Child-friendly justice refers to justice systems which guarantee the respect and the effective implementation of all children’s rights at the highest attainable level
Approximately 19% of the EU population (95 million) is under the age of 18. Minors can become directly or indirectly involved with the justice systems of Member States in a number of ways,for example when they commit offences, when they witness crimes or are victims, when they seek asylum, when they are the subject of adoption proceedings or when their parents disagree over custody.
Judicial proceedings can have a considerable impact on the lives of minors and the absence of a child-friendly response can result in restrictions or violations of their rights. Furthermore, when the national judicial systems lack child-friendly procedures and practices, the most vulnerable children (e.g. children with disabilities or migrant children) face particular barriers in the enjoyment of their rights.

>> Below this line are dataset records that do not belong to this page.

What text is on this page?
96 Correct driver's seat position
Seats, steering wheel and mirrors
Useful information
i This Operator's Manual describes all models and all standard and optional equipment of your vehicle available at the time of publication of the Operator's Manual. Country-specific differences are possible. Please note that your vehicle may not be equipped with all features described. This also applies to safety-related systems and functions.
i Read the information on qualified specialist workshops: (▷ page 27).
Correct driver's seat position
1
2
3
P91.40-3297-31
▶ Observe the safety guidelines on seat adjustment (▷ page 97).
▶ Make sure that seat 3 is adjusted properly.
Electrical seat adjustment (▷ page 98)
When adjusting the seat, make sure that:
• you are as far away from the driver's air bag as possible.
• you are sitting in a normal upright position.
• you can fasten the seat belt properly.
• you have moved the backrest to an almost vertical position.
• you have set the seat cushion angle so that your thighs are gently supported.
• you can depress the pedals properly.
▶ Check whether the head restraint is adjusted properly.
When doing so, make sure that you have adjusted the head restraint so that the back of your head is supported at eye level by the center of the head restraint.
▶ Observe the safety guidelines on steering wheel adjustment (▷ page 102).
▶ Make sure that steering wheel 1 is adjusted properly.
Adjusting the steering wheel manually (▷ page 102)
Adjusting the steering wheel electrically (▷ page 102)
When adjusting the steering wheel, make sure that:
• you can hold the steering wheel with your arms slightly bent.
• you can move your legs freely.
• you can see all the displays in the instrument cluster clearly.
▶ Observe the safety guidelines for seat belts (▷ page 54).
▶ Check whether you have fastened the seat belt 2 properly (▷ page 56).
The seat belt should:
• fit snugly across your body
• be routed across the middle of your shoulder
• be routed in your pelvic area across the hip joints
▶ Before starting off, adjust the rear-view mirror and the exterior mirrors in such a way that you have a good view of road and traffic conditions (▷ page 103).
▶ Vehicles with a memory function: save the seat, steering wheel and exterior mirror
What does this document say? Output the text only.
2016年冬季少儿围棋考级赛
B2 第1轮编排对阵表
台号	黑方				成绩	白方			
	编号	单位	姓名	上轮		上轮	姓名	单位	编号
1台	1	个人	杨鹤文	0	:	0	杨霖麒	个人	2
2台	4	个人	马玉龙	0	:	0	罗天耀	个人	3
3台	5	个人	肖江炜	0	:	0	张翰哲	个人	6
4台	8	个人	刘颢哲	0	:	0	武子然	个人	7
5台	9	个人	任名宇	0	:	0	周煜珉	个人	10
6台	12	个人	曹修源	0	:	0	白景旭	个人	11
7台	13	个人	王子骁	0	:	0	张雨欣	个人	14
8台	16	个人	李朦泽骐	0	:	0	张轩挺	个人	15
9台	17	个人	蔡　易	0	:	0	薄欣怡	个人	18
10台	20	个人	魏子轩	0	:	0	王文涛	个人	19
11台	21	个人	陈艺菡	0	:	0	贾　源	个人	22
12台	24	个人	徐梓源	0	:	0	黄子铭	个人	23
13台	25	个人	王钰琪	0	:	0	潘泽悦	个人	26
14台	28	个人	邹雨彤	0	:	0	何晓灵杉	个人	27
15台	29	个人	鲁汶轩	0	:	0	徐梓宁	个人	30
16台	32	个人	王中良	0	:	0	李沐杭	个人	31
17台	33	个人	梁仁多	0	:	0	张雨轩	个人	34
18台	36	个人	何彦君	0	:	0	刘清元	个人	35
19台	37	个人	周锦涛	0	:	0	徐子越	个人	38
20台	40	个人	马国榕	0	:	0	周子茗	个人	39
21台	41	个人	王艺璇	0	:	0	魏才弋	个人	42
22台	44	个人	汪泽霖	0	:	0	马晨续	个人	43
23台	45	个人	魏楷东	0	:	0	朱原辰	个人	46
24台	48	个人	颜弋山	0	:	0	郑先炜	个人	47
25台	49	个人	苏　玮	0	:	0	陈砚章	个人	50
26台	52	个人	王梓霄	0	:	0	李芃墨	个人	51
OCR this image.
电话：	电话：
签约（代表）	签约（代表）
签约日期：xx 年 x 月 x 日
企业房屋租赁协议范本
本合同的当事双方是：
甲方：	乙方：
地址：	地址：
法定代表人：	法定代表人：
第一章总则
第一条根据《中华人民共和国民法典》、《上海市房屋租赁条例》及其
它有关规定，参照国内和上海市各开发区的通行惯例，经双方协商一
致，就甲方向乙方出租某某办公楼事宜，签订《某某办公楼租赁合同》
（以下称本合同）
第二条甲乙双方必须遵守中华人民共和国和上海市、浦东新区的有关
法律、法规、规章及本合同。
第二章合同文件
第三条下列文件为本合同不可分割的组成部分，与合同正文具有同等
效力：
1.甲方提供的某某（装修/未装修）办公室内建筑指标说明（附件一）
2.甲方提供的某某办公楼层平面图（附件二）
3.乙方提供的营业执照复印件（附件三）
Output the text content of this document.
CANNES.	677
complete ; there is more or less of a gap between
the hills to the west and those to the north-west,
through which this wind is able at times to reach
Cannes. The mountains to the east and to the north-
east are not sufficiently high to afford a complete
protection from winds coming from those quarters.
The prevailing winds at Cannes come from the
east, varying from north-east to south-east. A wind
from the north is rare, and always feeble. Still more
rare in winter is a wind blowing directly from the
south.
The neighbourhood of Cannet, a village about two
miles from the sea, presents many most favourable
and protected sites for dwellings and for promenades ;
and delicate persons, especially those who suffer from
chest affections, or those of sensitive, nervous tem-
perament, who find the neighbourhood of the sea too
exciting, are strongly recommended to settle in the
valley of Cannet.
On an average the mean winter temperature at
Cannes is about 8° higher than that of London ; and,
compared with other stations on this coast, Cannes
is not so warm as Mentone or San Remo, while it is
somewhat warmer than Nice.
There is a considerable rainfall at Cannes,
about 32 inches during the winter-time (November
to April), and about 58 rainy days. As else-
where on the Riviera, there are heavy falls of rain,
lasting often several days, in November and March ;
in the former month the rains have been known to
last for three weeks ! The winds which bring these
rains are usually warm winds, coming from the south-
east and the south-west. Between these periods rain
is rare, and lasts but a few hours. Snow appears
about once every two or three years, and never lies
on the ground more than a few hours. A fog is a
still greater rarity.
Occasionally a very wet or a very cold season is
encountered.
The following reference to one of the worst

The right of access to justice should be guaranteed for all minors. Furthermore, throughout their engagement with the justice system, children should be treated with respect for their age, their special needs, their maturity and level of understanding and considering any communication difficulties they may have.
Clearer information on the actors and procedures involved in justice affecting minors, as well as a special overview ensuring the respect of the rights of minors, is needed. In this regard, two categories have been identified: children as judicial persons and specific procedures in place in EU countries, depending on the branch of law.
The first category would bring together the general elements relating to the child's personal capacity, such as criminal or civil responsibility, access to legal support, relation to school/education, decision taking in terms of healthcare, specialised courts/institutions or financial support when going to court.
The second category aims to gather information how minors are treated in the context of judicial proceedings and the specific nature of criminal, civil and administrative procedures in the Member States.